D’altronde la chiave per fondare giuridicamente il suddetto ragionamento è nella stessa legge  quadro nazionale delle aree protette. L’art. 22.2 della legge 394 introduce una precisazione affermando “la partecipazione  degli enti locali alla definizione del piano del parco”, partecipazione che ha valenza costituzionale visto che viene considerata principio fondamentale di riforma economico -sociale quindi a valenza costituzionale. Questa norma esprime alla lettera la necessità del parere obbligatorio e non vincolante da parte degli Enti locali su Piano e Regolamento del Parco, ma potrebbe anche riferirsi alla predisposizione di un Documento di Indirizzo  preliminare sia all’istituzione dell’area protetta che alla stesura del Piano e Regolamento del Parco alla cui stesura  partecipino anche gli Enti Locali. Non solo ma la norma suddetta potrebbe anche essere  interpretata nel senso di permette la possibilità di applicare ai parchi regionali quanto previsto per quelli nazionali dall’art.12.4 (legge 349/1991) per il quale relativamente alle aree di promozione economica e sociale il piano del parco è approvato dalla Regione d’intesa con Ente Parco e Comuni.  



CONCLUSIONI
Sulla normativa che disciplina i parchi la vera partita è paradossalmente quella di rispettarla nelle parti in cui disciplina le reciproche autonomie di Ente Parco, Comuni, e interessi pubblici e privati che sul territorio del Parco vivono e si muovono. Il punto è che sono stati proprio coloro (amministratori regionali e comunali) che non hanno mai fatto decollare la governance strategica del Parco che ho descritto sopra a ridurre, in certi momenti, ad esempio il Parco Montemarcello Magra ad una sorta di "comando dei vigili sul fiume".  "Comando" peraltro funzionante poco per le grandi violazioni (vedi discariche abusive)! Ma diciamo la verità anche su questo quanto ha giocato la demolizione dei corpi di controllo come Polizia Provinciale e Guardie Forestali? Demolizione di cui non è responsabile l'esistenza del Parco ma la politica e le sue scelte a prescinder dagli schieramenti.

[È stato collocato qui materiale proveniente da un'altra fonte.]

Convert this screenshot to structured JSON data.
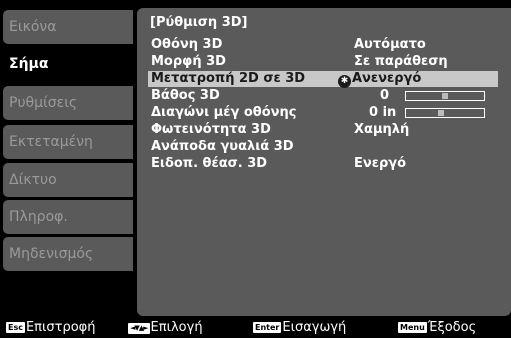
{
  "sidebar": {
    "items": [
      {
        "label": "Εικόνα"
      },
      {
        "label": "Σήμα",
        "active": true
      },
      {
        "label": "Ρυθμίσεις"
      },
      {
        "label": "Εκτεταμένη"
      },
      {
        "label": "Δίκτυο"
      },
      {
        "label": "Πληροφ."
      },
      {
        "label": "Μηδενισμός"
      }
    ]
  },
  "panel": {
    "title": "[Ρύθμιση 3D]",
    "rows": [
      {
        "label": "Οθόνη 3D",
        "value": "Αυτόματο"
      },
      {
        "label": "Μορφή 3D",
        "value": "Σε παράθεση"
      },
      {
        "label": "Μετατροπή 2D σε 3D",
        "value": "Ανενεργό",
        "selected": true
      },
      {
        "label": "Βάθος 3D",
        "value": "0",
        "slider_level": 0.5
      },
      {
        "label": "Διαγώνι μέγ οθόνης",
        "value": "0 in",
        "slider_level": 0.45
      },
      {
        "label": "Φωτεινότητα 3D",
        "value": "Χαμηλή"
      },
      {
        "label": "Ανάποδα γυαλιά 3D",
        "value": ""
      },
      {
        "label": "Ειδοπ. θέασ. 3D",
        "value": "Ενεργό"
      }
    ]
  },
  "footer": {
    "back": {
      "key": "Esc",
      "label": "Επιστροφή"
    },
    "select": {
      "key": "◄▼▲►",
      "label": "Επιλογή"
    },
    "enter": {
      "key": "Enter",
      "label": "Εισαγωγή"
    },
    "exit": {
      "key": "Menu",
      "label": "Έξοδος"
    }
  }
}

Solo rispettando con rigore le autonomie il sistema funziona. Tentare soluzioni semplificate significa distruggere definitivamente i Parchi e soprattutto, giuridicamente parlando, significa  confondere l’interesse alla tutela dell’ambiente naturale con quello urbanistico.  Entrambi vanno    tutelati e contemperati ma per farlo, per arrivare ad una sintesi corretta, occorre che siano rappresentati da soggetti diversi.  

Non si vuole più questa distinzione? Allora si deve avere il coraggio di abolirli i Parchi: tutti! È  questo che si vuole?  Si abbia il coraggio di dirlo con serietà senza usare a sproposito la parola "governance"!